12/02/2013
Editorial O Estado de São Paulo
Em mais uma iniciativa centralizadora e intervencionista, o Ministério da Educação (MEC) agora quer decidir o local onde faculdades de medicina poderão ser instaladas. Para o governo, no Brasil não há falta de médicos, mas, sim, má distribuição desses profissionais pelo território nacional. Cerca de 70% dos médicos brasileiros vivem e trabalham nas Regiões Sul e Sudeste.
Para corrigir essa situação, o MEC só autorizará a criação de novos cursos de medicina onde há carência de médicos - especialmente nos Estados mais pobres, como Bahia e Maranhão, que têm as piores proporções de médicos por habitantes em todo o País. Com isso, o governo quer estimular os novos médicos a se fixarem em cidades do interior e nas regiões mais atrasadas e evitar a abertura de novas faculdades de medicina nas áreas onde há ampla oferta de matrículas - como no Rio de Janeiro e em São Paulo.
Entre outras exigências, os editais deverão apontar as cidades que têm infraestrutura para receber alunos, como leitos de hospital e residência médica em áreas consideradas prioritárias pelo Ministério da Saúde, como ginecologia, pediatria, cirurgia e clínica médica. A demanda de médicos também vai nortear a ampliação das vagas nas faculdades de medicina já existentes. As instituições interessadas terão de comprovar a "demanda social" por profissionais médicos na região de saúde do curso. Segundo o Censo da Educação Superior 2011, o Brasil forma 17 mil médicos por ano. Atualmente, há 187 cursos de medicina em funcionamento, com 108 mil alunos matriculados. Em 1992, eram 83 cursos. No ano passado, a presidente Dilma Rousseff lançou o Plano Nacional de Educação Médica, para aumentar em 4,5 mil o número de médicos formados anualmente.
Introduzidas por uma portaria, as novas regras valerão apenas para as instituições privadas de ensino superior e para as universidades federais. As universidades estaduais têm autonomia garantida pela Constituição.
O governo também quer que as principais instituições de ensino superior e os hospitais de referência - como o Albert Einstein, Sírio Libanês e Oswaldo Cruz - elaborem projetos e se submetam às concorrências que serão abertas pelo MEC. "Gostaria que as melhores faculdades do Brasil, as excelentes universidades privadas e os hospitais de excelência concorressem. Seria fantástico", diz o ministro da Educação, Aloizio Mercadante.
Na realidade, se há algo fantástico nessa iniciativa é seu caráter demagógico. A proposta de Mercadante agride o bom senso. Se há déficit de médicos em muitas cidades do interior, isso não decorre da localização das escolas de medicina, mas dos baixos salários oferecidos pelos municípios e Estados e da falta de condições de trabalho, como equipamentos, salas de cirurgia e residências médicas. Isso já foi evidenciado quando o governo federal tentou autorizar a revalidação automática dos diplomas expedidos por faculdades de medicina argentinas, bolivianas e cubanas, dispensando seus portadores do exame de proficiência e habilitação. A justificativa foi a de que eles atenderiam à demanda de profissionais de saúde em regiões pobres.
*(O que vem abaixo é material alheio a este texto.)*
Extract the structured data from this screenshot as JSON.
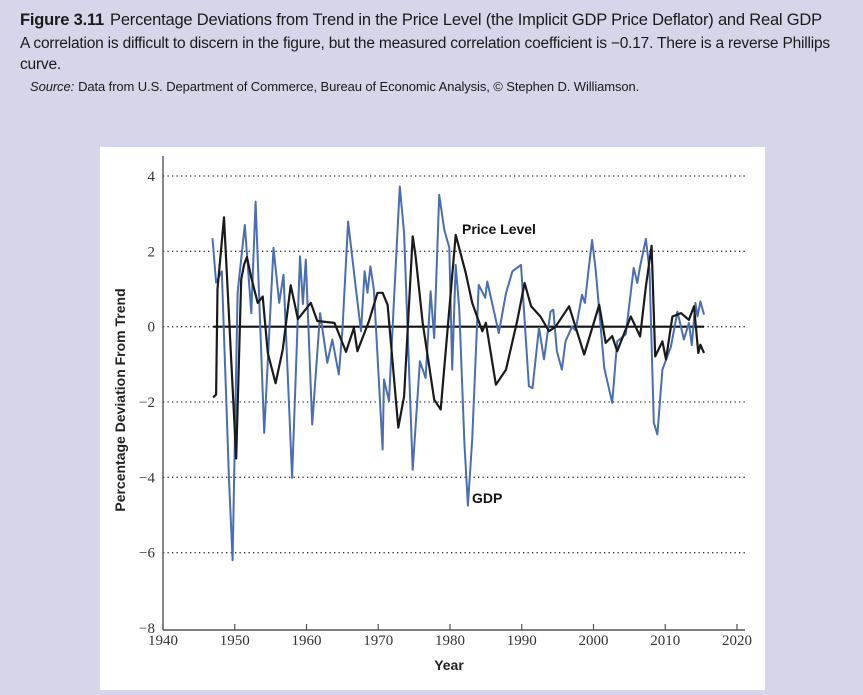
{
  "figure": {
    "number": "Figure 3.11",
    "title": "Percentage Deviations from Trend in the Price Level (the Implicit GDP Price Deflator) and Real GDP",
    "caption": "A correlation is difficult to discern in the figure, but the measured correlation coefficient is −0.17. There is a reverse Phillips curve.",
    "source_label": "Source:",
    "source_text": "Data from U.S. Department of Commerce, Bureau of Economic Analysis, © Stephen D. Williamson."
  },
  "colors": {
    "background": "#d5d6ea",
    "panel": "#ffffff",
    "price_level": "#1a1a1a",
    "gdp": "#4a6db5"
  },
  "chart_data": {
    "type": "line",
    "title": "",
    "xlabel": "Year",
    "ylabel": "Percentage Deviation From Trend",
    "xlim": [
      1940,
      2020
    ],
    "ylim": [
      -8,
      4
    ],
    "xticks": [
      "1940",
      "1950",
      "1960",
      "1970",
      "1980",
      "1990",
      "2000",
      "2010",
      "2020"
    ],
    "yticks": [
      "4",
      "2",
      "0",
      "−2",
      "−4",
      "−6",
      "−8"
    ],
    "grid": "horizontal dotted",
    "legend": "inline labels",
    "series": [
      {
        "name": "Price Level",
        "color": "#1a1a1a",
        "x": [
          1947.0,
          1947.4,
          1947.6,
          1948.5,
          1950.2,
          1950.9,
          1951.3,
          1951.7,
          1952.3,
          1953.2,
          1953.9,
          1954.6,
          1955.7,
          1956.7,
          1957.8,
          1958.8,
          1960.6,
          1961.5,
          1963.9,
          1965.5,
          1966.6,
          1967.1,
          1968.7,
          1969.9,
          1970.6,
          1971.3,
          1972.8,
          1973.6,
          1974.8,
          1975.2,
          1976.2,
          1977.8,
          1978.7,
          1980.8,
          1982.2,
          1983.1,
          1984.5,
          1985.0,
          1986.4,
          1987.8,
          1989.4,
          1990.4,
          1991.3,
          1992.6,
          1993.8,
          1994.7,
          1996.6,
          1998.7,
          2000.8,
          2001.7,
          2002.6,
          2003.3,
          2005.2,
          2006.5,
          2007.3,
          2008.1,
          2008.6,
          2009.6,
          2010.1,
          2011.0,
          2012.2,
          2013.3,
          2014.0,
          2014.6,
          2014.9,
          2015.4
        ],
        "y": [
          -1.88,
          -1.8,
          1.0,
          2.9,
          -3.5,
          1.25,
          1.65,
          1.85,
          1.3,
          0.63,
          0.8,
          -0.7,
          -1.5,
          -0.6,
          1.1,
          0.2,
          0.63,
          0.15,
          0.1,
          -0.67,
          -0.03,
          -0.65,
          0.14,
          0.9,
          0.9,
          0.58,
          -2.68,
          -1.85,
          2.4,
          1.87,
          0.1,
          -1.94,
          -2.2,
          2.44,
          1.42,
          0.63,
          -0.12,
          0.1,
          -1.54,
          -1.14,
          0.18,
          1.16,
          0.54,
          0.27,
          -0.12,
          0.0,
          0.54,
          -0.74,
          0.58,
          -0.43,
          -0.25,
          -0.65,
          0.27,
          -0.26,
          1.07,
          2.15,
          -0.79,
          -0.39,
          -0.87,
          0.27,
          0.36,
          0.18,
          0.54,
          -0.7,
          -0.48,
          -0.7
        ]
      },
      {
        "name": "GDP",
        "color": "#4a6db5",
        "x": [
          1946.9,
          1947.4,
          1948.2,
          1949.2,
          1949.7,
          1950.4,
          1951.4,
          1952.3,
          1952.9,
          1954.1,
          1955.4,
          1956.2,
          1956.8,
          1958.0,
          1959.1,
          1959.5,
          1959.9,
          1960.8,
          1961.9,
          1962.9,
          1963.6,
          1964.5,
          1965.0,
          1965.8,
          1966.9,
          1967.6,
          1968.1,
          1968.5,
          1968.9,
          1969.4,
          1970.1,
          1970.6,
          1970.8,
          1971.5,
          1972.2,
          1973.0,
          1973.6,
          1974.8,
          1975.8,
          1976.6,
          1977.3,
          1977.8,
          1978.5,
          1979.2,
          1979.9,
          1980.3,
          1980.8,
          1981.3,
          1982.0,
          1982.5,
          1983.1,
          1984.0,
          1984.9,
          1985.2,
          1986.8,
          1987.8,
          1988.7,
          1989.9,
          1991.0,
          1991.5,
          1992.4,
          1993.1,
          1994.0,
          1994.4,
          1994.9,
          1995.6,
          1996.1,
          1997.0,
          1997.5,
          1998.4,
          1998.8,
          1999.3,
          1999.8,
          2000.3,
          2001.5,
          2002.6,
          2003.3,
          2004.5,
          2005.6,
          2006.1,
          2006.5,
          2007.3,
          2007.8,
          2008.4,
          2008.9,
          2009.6,
          2010.8,
          2011.7,
          2012.6,
          2013.3,
          2013.7,
          2014.2,
          2014.5,
          2014.9,
          2015.4
        ],
        "y": [
          2.35,
          1.17,
          1.47,
          -4.06,
          -6.2,
          0.9,
          2.7,
          0.36,
          3.32,
          -2.82,
          2.09,
          0.63,
          1.38,
          -4.01,
          1.87,
          0.6,
          1.78,
          -2.6,
          0.36,
          -0.96,
          -0.34,
          -1.27,
          -0.1,
          2.79,
          0.98,
          -0.12,
          1.47,
          0.9,
          1.6,
          0.98,
          -1.5,
          -3.26,
          -1.4,
          -1.98,
          0.72,
          3.72,
          2.48,
          -3.8,
          -0.92,
          -1.36,
          0.94,
          -0.3,
          3.5,
          2.57,
          2.1,
          -1.14,
          1.64,
          0.45,
          -3.09,
          -4.75,
          -3.0,
          1.11,
          0.77,
          1.2,
          -0.17,
          0.89,
          1.47,
          1.64,
          -1.58,
          -1.63,
          -0.03,
          -0.87,
          0.4,
          0.45,
          -0.66,
          -1.14,
          -0.39,
          0.0,
          -0.1,
          0.85,
          0.63,
          1.5,
          2.3,
          1.5,
          -1.1,
          -2.02,
          -0.39,
          -0.2,
          1.56,
          1.16,
          1.6,
          2.33,
          1.5,
          -2.55,
          -2.86,
          -1.14,
          -0.52,
          0.4,
          -0.34,
          0.1,
          -0.49,
          0.63,
          0.27,
          0.67,
          0.32
        ]
      }
    ]
  }
}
Na época, o Conselho Federal de Medicina e a Federação Nacional dos Médicos afirmaram que, uma vez autorizados a clinicar, os médicos formados no exterior migrariam para os centros mais desenvolvidos, onde os salários são mais altos e estão instalados os hospitais de referência. As duas entidades alegaram que o problema da má distribuição de médicos pelo País será vencido apenas quando o poder público criar uma "carreira de Estado" específica para os médicos do Sistema Único de Saúde e assegurar um mínimo de infraestrutura para os hospitais e Santas Casas das pequenas comarcas do interior.
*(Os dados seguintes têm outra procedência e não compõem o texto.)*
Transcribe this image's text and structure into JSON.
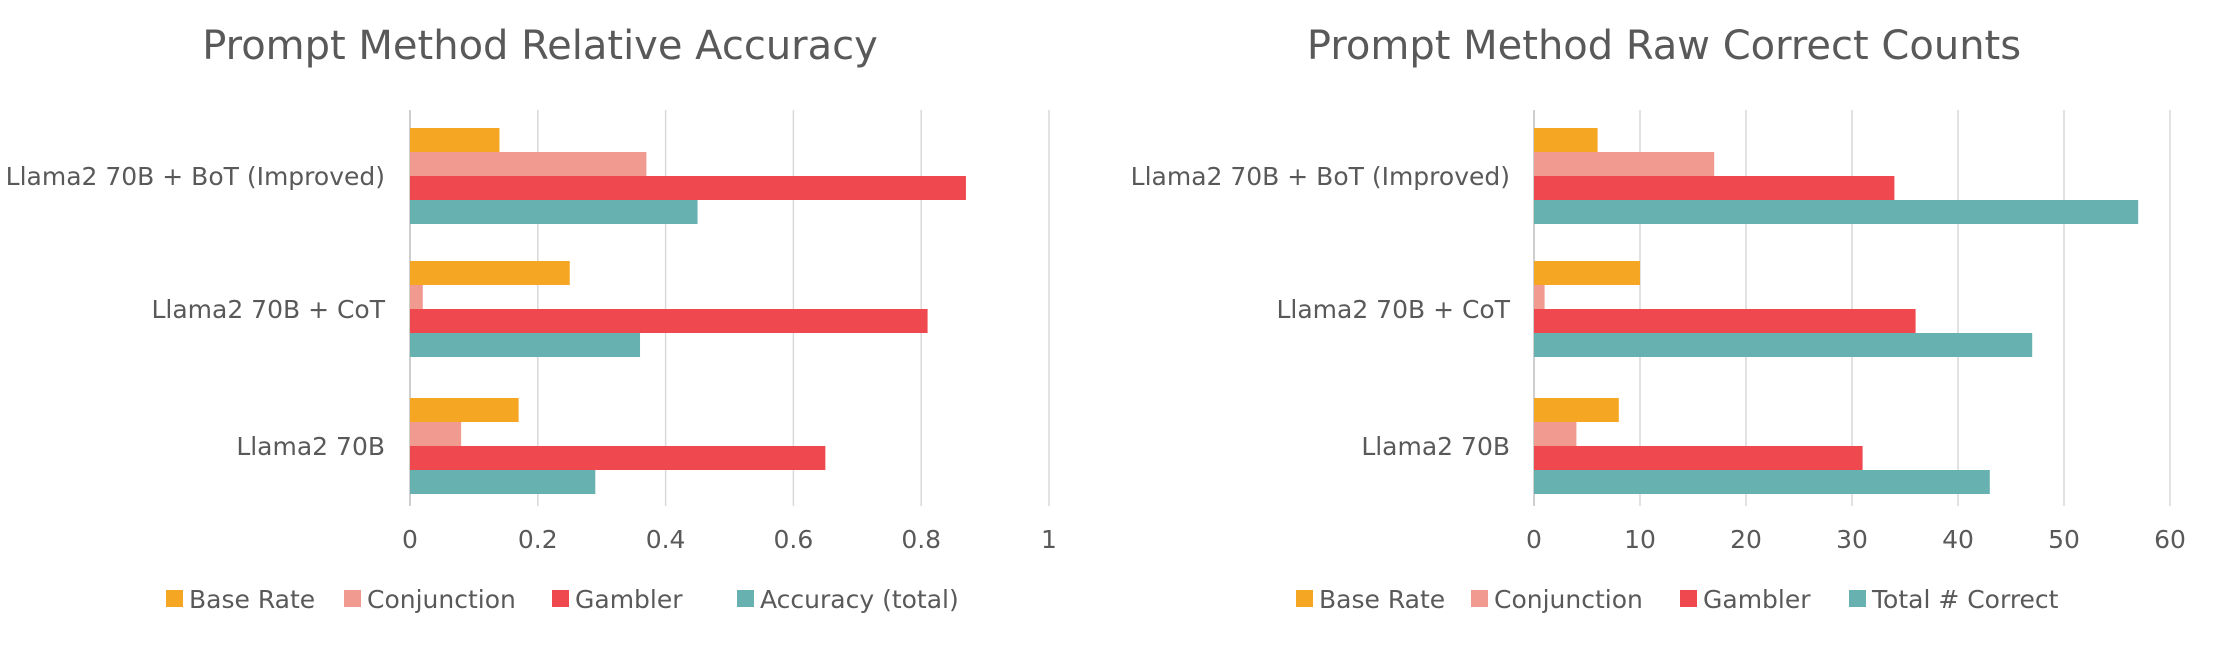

Em vez de fazer o que não lhe cabe - usurpar prerrogativas de universidades e a liberdade de escolha da iniciativa privada e centralizar o ensino superior, a pretexto de "interiorizar" as escolas de medicina -, o governo deveria melhorar a qualidade do ensino das faculdades já existentes. No último exame do CRM, quase 55% dos formandos de São Paulo erraram 60% dos testes.
Editorial do jornal O Estado de São Paulo, publicado no dia 11 de fevereiro.